A Superior Court judge’s edit to a jury instruction upended the verdict in the trial of Jesse Ackerman.

EVERETT — A Seattle man has been granted a new murder trial in a Bothell-area homicide.

The state Court of Appeals overturned Jesse Ackerman’s conviction for second-degree murder in the shooting of Ryan Osborne, citing an error in jury instructions, as well as other legal issues.

Ackerman, now 25, had claimed self-defense.

In the murder trial, Snohomish County Superior Court Judge Millie Judge modified a standard jury instruction to read that homicide is justifiable if it’s done to resist a “violent felony,” and “the slayer reasonably believed that the violent felony threatens imminent danger of death.”

The standard language does not include the word “violent,” and another customized instruction noted that “Robbery is a felony,” without stating if it’s a violent one or not.
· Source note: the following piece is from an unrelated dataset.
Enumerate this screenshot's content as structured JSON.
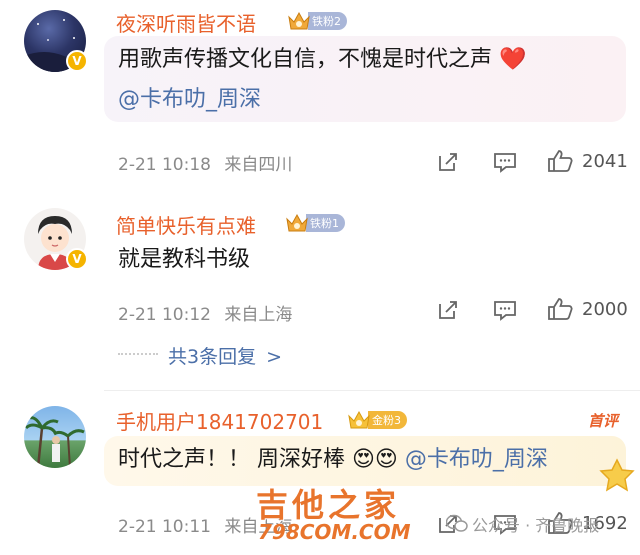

Rather than seeing the amendment as clearing up a hazy legal question for this case in particular, the Court of Appeals found the trial court muddied the state’s self-defense law for the “average juror.”

Court records show Ackerman had smoked heroin with a friend and fell asleep in a green Ford Mustang on Dec. 9, 2016, on a dead end street off Filbert Road. The friend left Ackerman in the car and went out shopping around 2:50 p.m., when a neighbor texted her asking about a familiar Mustang that had its windshield wipers, headlights and turn signal on. The friend told her neighbor that she should knock on the window and tell Ackerman to leave.

According to Osborne’s girlfriend, Osborne went outside to let him know the police had been called, and after he tapped on the window, Osborne came racing back to his home. A bullet struck his lungs and aorta. Osborne, 36, died within minutes.

Charging papers say Ackerman fled and called the same friend, saying Osborne robbed him, without mentioning that he shot him. Minutes later he called again and claimed Osborne pulled out a gun and shot himself, prosecutors wrote.

At trial, the defendant did not dispute that he shot Osborne in the back. Ackerman testified he awoke to find Osborne aiming a gun at him. The men fought, and at one point, Osborne turned away, according to the shooter. Ackerman testified that he heard the gun’s slide racking, and that’s when he fired.

Outside the jury’s presence, lawyers argued over exactly how to phrase the self-defense instruction, in the event that the jury was convinced Osborne had committed a robbery, but that he’d also chosen to walk away from it and no longer posed a threat.

“If the court instructs the jury as requested by the defendant, the jury may reasonably conclude that the defendant was lawfully justified in using lethal force from the mere fact of the preceding felony, regardless of whether there was, at the time the defendant fired his weapon, … a threat of death or great bodily harm,” deputy prosecutor Matthew Pittman wrote in a memorandum.

The judge came up with a compromise that “diluted the State’s burden of disproving justifiable homicide and confused the necessary elements for the jury,” according to the defendant’s argument on appeal. Using the instructions provided, the jury convicted Ackerman of second-degree murder in October 2017.

In an unpublished portion of the ruling last week, the Court of Appeals found police violated Ackerman’s rights by waiting over an hour to read him full Miranda warnings. The trial court also found it was improper that jurors were twice given hints about what Ackerman’s sentence could be: once when the judge said it was not a capital case, and once when they heard a recorded call from jail, where Ackerman fretted over the potential length of his prison term.

Ackerman has been serving a 19-year sentence. He has remained behind bars, pending a retrial.